Marketers Pause Petrol Imports as Dangote Cuts Prices

The Shift in Nigeria’s Fuel Market: Dangote’s Price Cut and the Future of Imports

Petroleum marketers across Nigeria are facing a pivotal moment as the Dangote Petroleum Refinery continues to reshape the fuel market with its latest price reductions. The refinery has cut its gantry price for Premium Motor Spirit (petrol) by N49 per litre, bringing the cost down to N828 per litre. This move has sent ripples through the downstream sector, raising questions about the future of petrol imports in the country.

The decision comes at a time when the Federal Government has imposed a 15 per cent import tariff on refined fuel, further widening the gap between locally produced and imported petrol. Industry experts suggest that this policy could make imported petrol less competitive, especially with Dangote’s prices now significantly lower than the average import parity price of N824.10 per litre. However, the implications of this shift remain complex, with both opportunities and risks emerging for the sector.

A New Competitive Benchmark

According to Clement Isong, Executive Secretary of the Major Oil Marketers Association of Nigeria (MEMAN), the latest pricing adjustments by Dangote have created a new benchmark in the domestic market. “It would stop imports now, definitely, since imports are higher than Dangote’s price,” he said. Isong explained that while import parity is not a fixed price, it is a range influenced by factors such as vessel size, storage capacity, and freight costs.

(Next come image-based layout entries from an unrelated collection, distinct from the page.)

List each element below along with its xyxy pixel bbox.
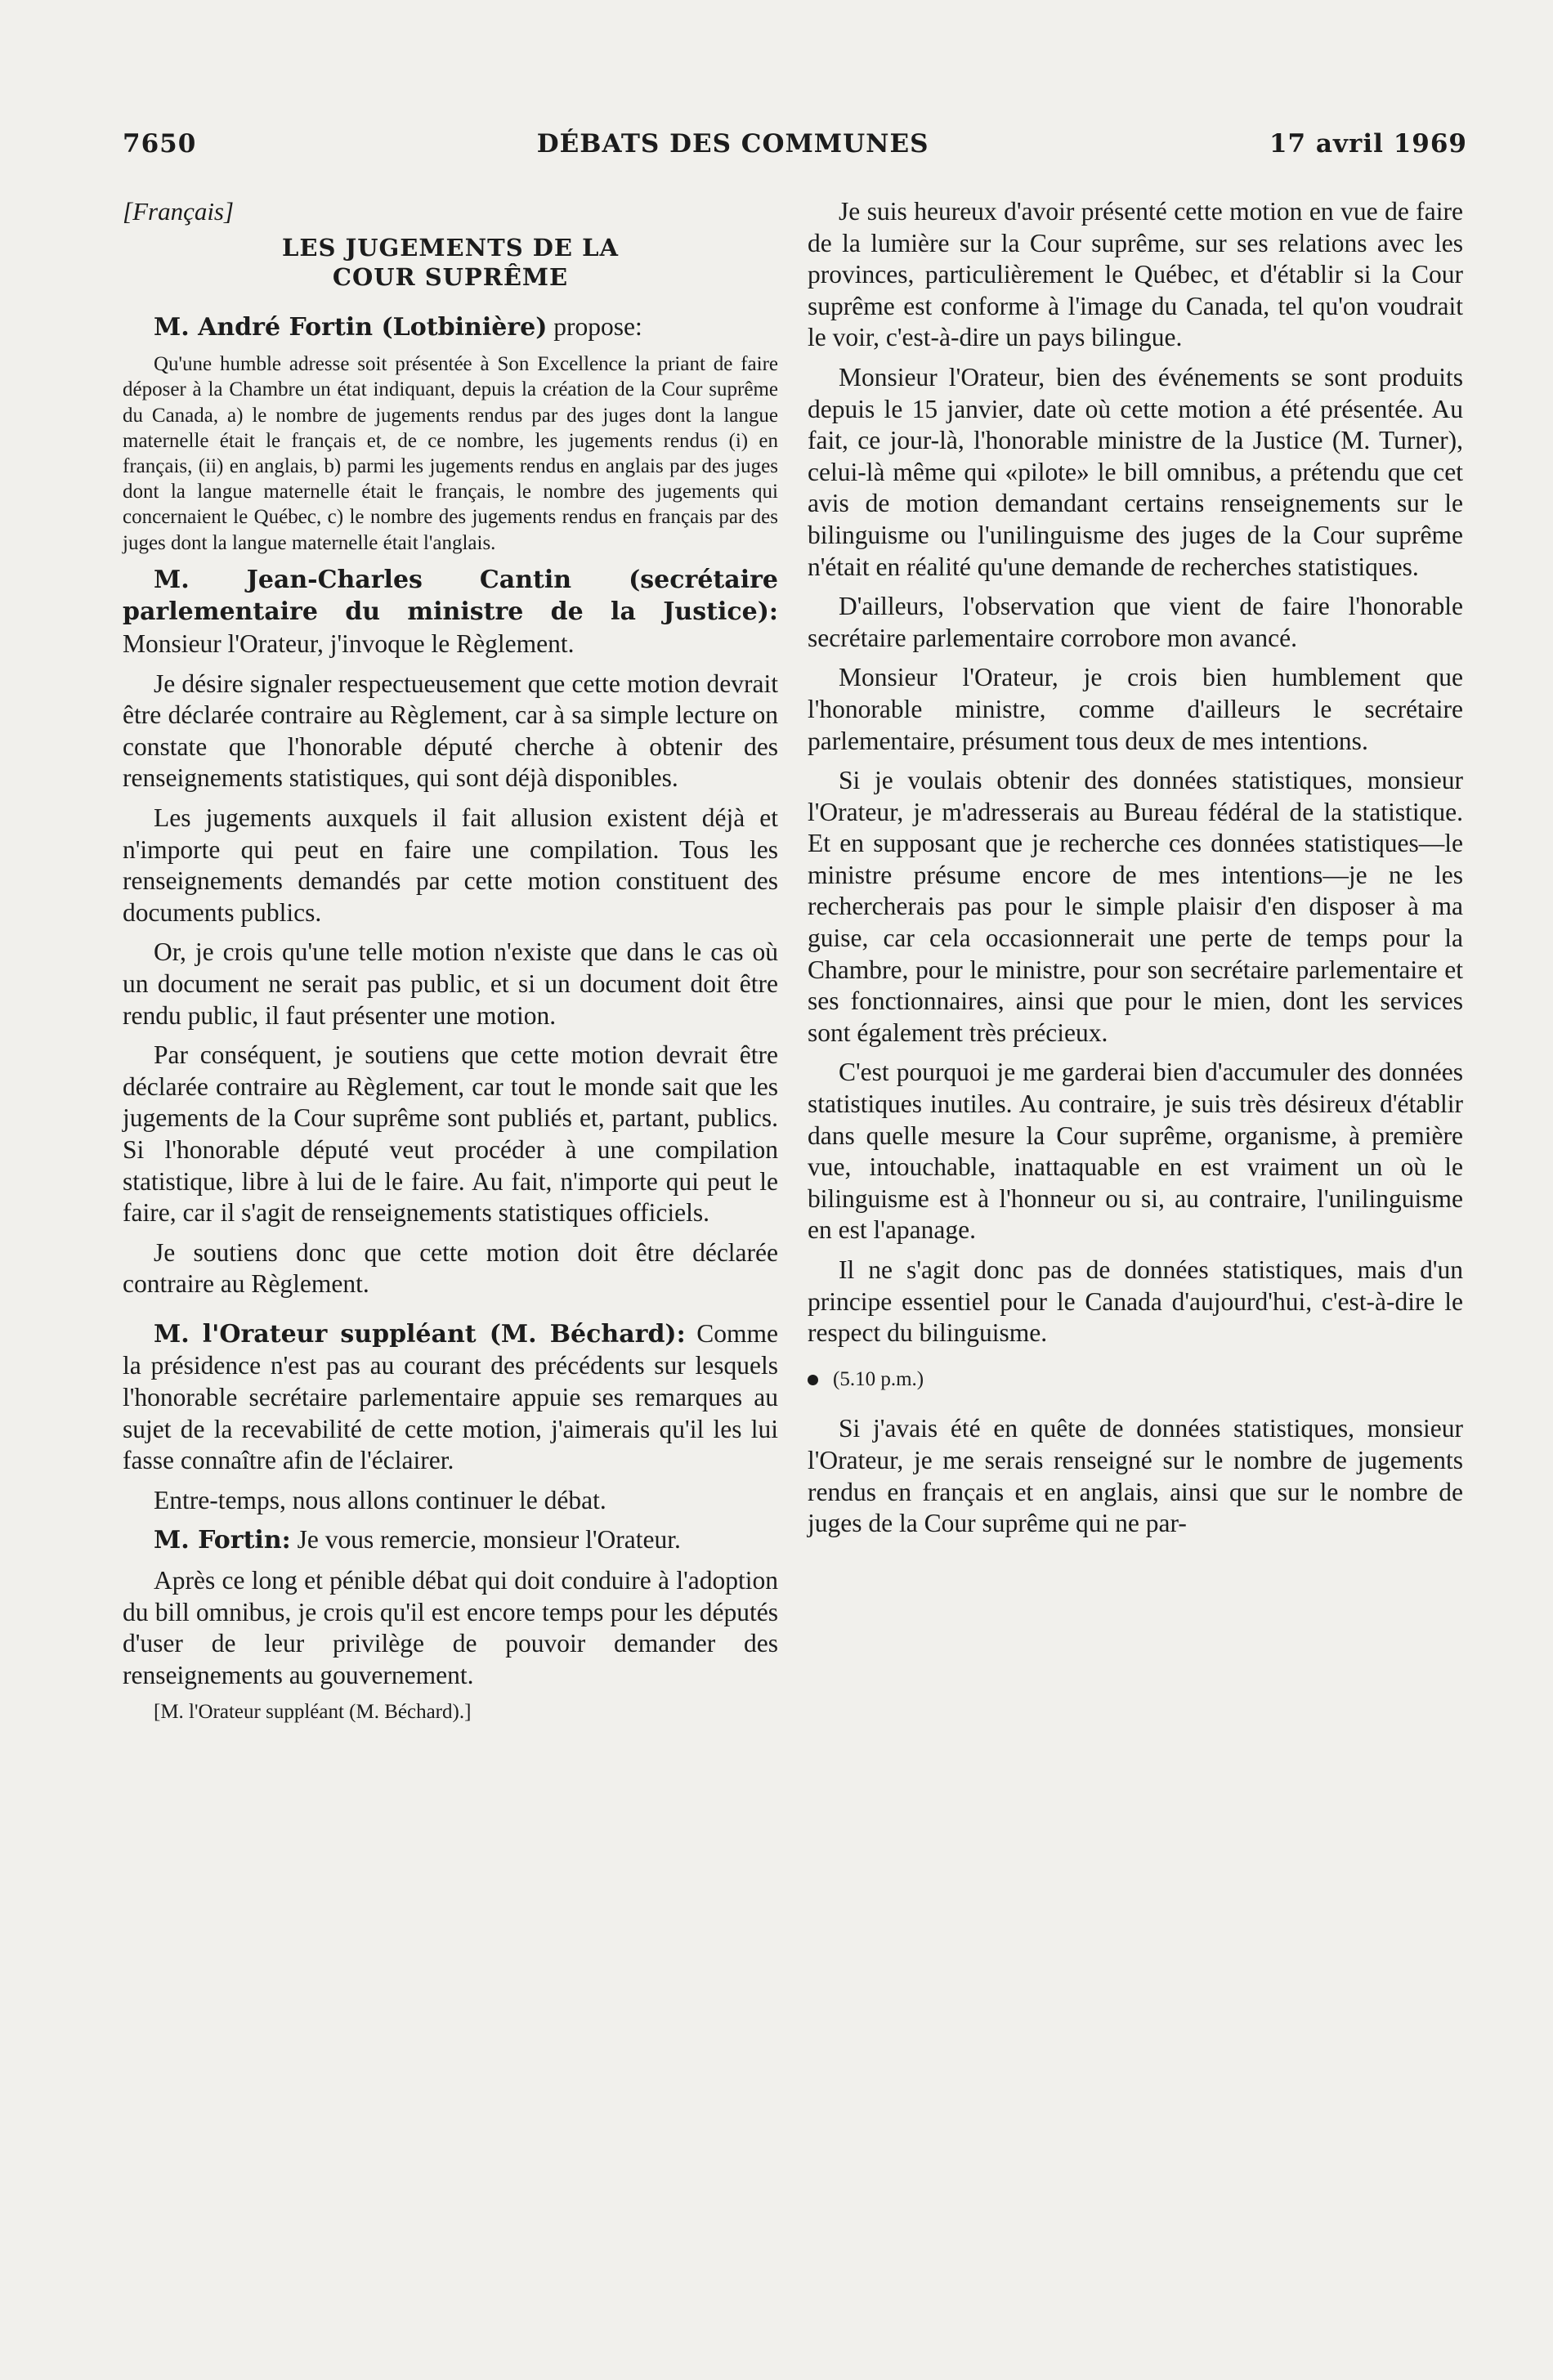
section-title-line-1: LES JUGEMENTS DE LA — [282, 233, 619, 262]
cantin-paragraph-4: Or, je crois qu'une telle motion n'existe que dans le cas où un document ne serait pas public, et si un document doit être rendu public, il faut présenter une motion. — [123, 937, 778, 1030]
right-paragraph-5: Si je voulais obtenir des données statistiques, monsieur l'Orateur, je m'adresserais au Bureau fédéral de la statistique. Et en supposant que je recherche ces données statistiques—le ministre présume encore de mes intentions—je ne les rechercherais pas pour le simple plaisir d'en disposer à ma guise, car cela occasionnerait une perte de temps pour la Chambre, pour le ministre, pour son secrétaire parlementaire et ses fonctionnaires, ainsi que pour le mien, dont les services sont également très précieux. — [808, 766, 1463, 1047]
section-title-line-2: COUR SUPRÊME — [332, 262, 569, 291]
publication-title: DÉBATS DES COMMUNES — [536, 129, 929, 159]
cantin-paragraph-6: Je soutiens donc que cette motion doit être déclarée contraire au Règlement. — [123, 1237, 778, 1299]
time-mark — [808, 1364, 1463, 1396]
presiding-officer-note: [M. l'Orateur suppléant (M. Béchard).] — [154, 1701, 472, 1724]
fortin-text-1: Je vous remercie, monsieur l'Orateur. — [290, 1525, 681, 1555]
fortin-paragraph-1 — [123, 1524, 778, 1557]
right-paragraph-2: Monsieur l'Orateur, bien des événements se sont produits depuis le 15 janvier, date où cette motion a été présentée. Au fait, ce jour-là, l'honorable ministre de la Justice (M. Turner), celui-là même qui «pilote» le bill omnibus, a prétendu que cet avis de motion demandant certains renseignements sur le bilinguisme ou l'unilinguisme des juges de la Cour suprême n'était en réalité qu'une demande de recherches statistiques. — [808, 362, 1463, 581]
bullet-icon — [808, 1375, 818, 1385]
section-title — [123, 233, 778, 292]
orateur-paragraph-2: Entre-temps, nous allons continuer le débat. — [154, 1485, 606, 1514]
left-column — [123, 196, 778, 1734]
right-paragraph-6: C'est pourquoi je me garderai bien d'accumuler des données statistiques inutiles. Au contraire, je suis très désireux d'établir dans quelle mesure la Cour suprême, organisme, à première vue, intouchable, inattaquable en est vraiment un où le bilinguisme est à l'honneur ou si, au contraire, l'unilinguisme en est l'apanage. — [808, 1058, 1463, 1245]
language-tag: [Français] — [123, 197, 235, 226]
fortin-paragraph-2: Après ce long et pénible débat qui doit conduire à l'adoption du bill omnibus, je crois qu'il est encore temps pour les députés d'user de leur privilège de pouvoir demander des renseignements au gouvernement. — [123, 1566, 778, 1689]
right-paragraph-7: Il ne s'agit donc pas de données statistiques, mais d'un principe essentiel pour le Canada d'aujourd'hui, c'est-à-dire le respect du bilinguisme. — [808, 1255, 1463, 1348]
time-mark-text: (5.10 p.m.) — [833, 1367, 924, 1390]
running-head — [123, 129, 1467, 170]
orateur-text-1: Comme la présidence n'est pas au courant des précédents sur lesquels l'honorable secrétaire parlementaire appuie ses remarques au sujet de la recevabilité de cette motion, j'aimerais qu'il les lui fasse connaître afin de l'éclairer. — [123, 1318, 778, 1475]
speaker-fortin-short: M. Fortin: — [154, 1526, 291, 1555]
right-paragraph-4: Monsieur l'Orateur, je crois bien humblement que l'honorable ministre, comme d'ailleurs le secrétaire parlementaire, présument tous deux de mes intentions. — [808, 663, 1463, 755]
motion-intro — [123, 311, 778, 344]
right-column — [808, 196, 1463, 1548]
speaker-fortin: M. André Fortin (Lotbinière) — [154, 312, 548, 342]
cantin-paragraph-1 — [123, 564, 778, 660]
orateur-paragraph-1 — [123, 1318, 778, 1477]
right-paragraph-1: Je suis heureux d'avoir présenté cette motion en vue de faire de la lumière sur la Cour suprême, sur ses relations avec les provinces, particulièrement le Québec, et d'établir si la Cour suprême est conforme à l'image du Canada, tel qu'on voudrait le voir, c'est-à-dire un pays bilingue. — [808, 197, 1463, 352]
cantin-paragraph-3: Les jugements auxquels il fait allusion existent déjà et n'importe qui peut en faire une compilation. Tous les renseignements demandés par cette motion constituent des documents publics. — [123, 803, 778, 927]
cantin-text-1: Monsieur l'Orateur, j'invoque le Règlement. — [123, 629, 575, 658]
speaker-cantin: M. Jean-Charles Cantin (secrétaire parlementaire du ministre de la Justice): — [123, 565, 778, 627]
cantin-paragraph-2: Je désire signaler respectueusement que cette motion devrait être déclarée contraire au Règlement, car à sa simple lecture on constate que l'honorable député cherche à obtenir des renseignements statistiques, qui sont déjà disponibles. — [123, 669, 778, 793]
motion-verb: propose: — [547, 311, 642, 341]
right-paragraph-3: D'ailleurs, l'observation que vient de faire l'honorable secrétaire parlementaire corrobore mon avancé. — [808, 592, 1463, 652]
motion-text: Qu'une humble adresse soit présentée à Son Excellence la priant de faire déposer à la Chambre un état indiquant, depuis la création de la Cour suprême du Canada, a) le nombre de jugements rendus par des juges dont la langue maternelle était le français et, de ce nombre, les jugements rendus (i) en français, (ii) en anglais, b) parmi les jugements rendus en anglais par des juges dont la langue maternelle était le français, le nombre des jugements qui concernaient le Québec, c) le nombre des jugements rendus en français par des juges dont la langue maternelle était l'anglais. — [123, 353, 778, 554]
cantin-paragraph-5: Par conséquent, je soutiens que cette motion devrait être déclarée contraire au Règlement, car tout le monde sait que les jugements de la Cour suprême sont publiés et, partant, publics. Si l'honorable député veut procéder à une compilation statistique, libre à lui de le faire. Au fait, n'importe qui peut le faire, car il s'agit de renseignements statistiques officiels. — [123, 1040, 778, 1228]
speaker-orateur: M. l'Orateur suppléant (M. Béchard): — [154, 1319, 686, 1349]
right-paragraph-8: Si j'avais été en quête de données statistiques, monsieur l'Orateur, je me serais renseigné sur le nombre de jugements rendus en français et en anglais, ainsi que sur le nombre de juges de la Cour suprême qui ne par- — [808, 1414, 1463, 1538]
page-date: 17 avril 1969 — [1269, 129, 1467, 159]
page-number: 7650 — [123, 129, 197, 159]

He emphasized that Dangote, like any private refiner, has the discretion to set its prices based on various parameters. “Dangote will not put his price every day, but he will keep his eye on that 30-day average,” Isong added. He noted that while some marketers may still bring in petrol cheaper than the reference price, most imports are more expensive, making Dangote’s pricing a strong competitive force in the market.

Concerns Over Supply Chain Disruptions

Despite the potential benefits of Dangote’s pricing strategy, industry leaders caution against an abrupt halt to petrol imports. Billy Gillis-Harry, President of the Petroleum Products Retail Outlets Owners Association of Nigeria (PETROAN), warned that local refining capacity is still insufficient to meet national demand. “Imported products currently complement the 30 to 35 per cent local production from facilities such as the Dangote Petroleum Refinery,” he said. “If import stops, the chances of product unavailability will increase.”

Gillis-Harry also highlighted concerns over loading delays, noting that some PETROAN members are struggling to receive the petrol they have paid for. “We are buying products from Dangote. He is reducing prices, but our members are complaining that they haven’t been able to load what they have paid for,” he said. He urged the Federal Government to review the 15 per cent import tariff to ensure sustained availability of petrol in the market.

The Role of Import Parity and Market Volatility

The concept of import parity plays a critical role in determining the cost of importing fuel into Nigeria. According to MEMAN’s November 7 Energy Bulletin, the average import parity price for petrol over the past 30 days stood at N824.10 per litre. This figure includes global crude prices, foreign exchange rates, and logistics charges. The data, compiled by S&P Global Commodity Insights, serves as a benchmark for determining the deregulated cost of petrol imports.

At the ports, the spot landing price of petrol was estimated at N830.80 per litre at the Nigerian Ports Authority, reflecting a 0.5 per cent increase. A near-identical price of N830.82 per litre was recorded at the New Oil and Gas Free Zone. These figures include port discharge fees and other statutory levies.

In contrast, the Dangote Petroleum Refinery reduced its gantry price to N828 per litre, marking a 5.6 per cent drop from previous levels. At the retail end, petrol prices currently range between N850 and N950 per litre, depending on location and marketer.

Balancing Competition and Supply

While Dangote’s price cuts are seen as a natural outcome of market competition, industry leaders acknowledge that importation remains a vital part of Nigeria’s fuel supply chain. “Imports cannot stop,” Gillis-Harry insisted. “We would get to a point where all of these would stabilise. Let’s hope that the import tariff will encourage production in-country.”

As the market continues to evolve, the interplay between local production, import tariffs, and pricing strategies will shape the future of Nigeria’s fuel sector. For now, the focus remains on ensuring a stable supply of petrol while navigating the challenges of a rapidly changing market.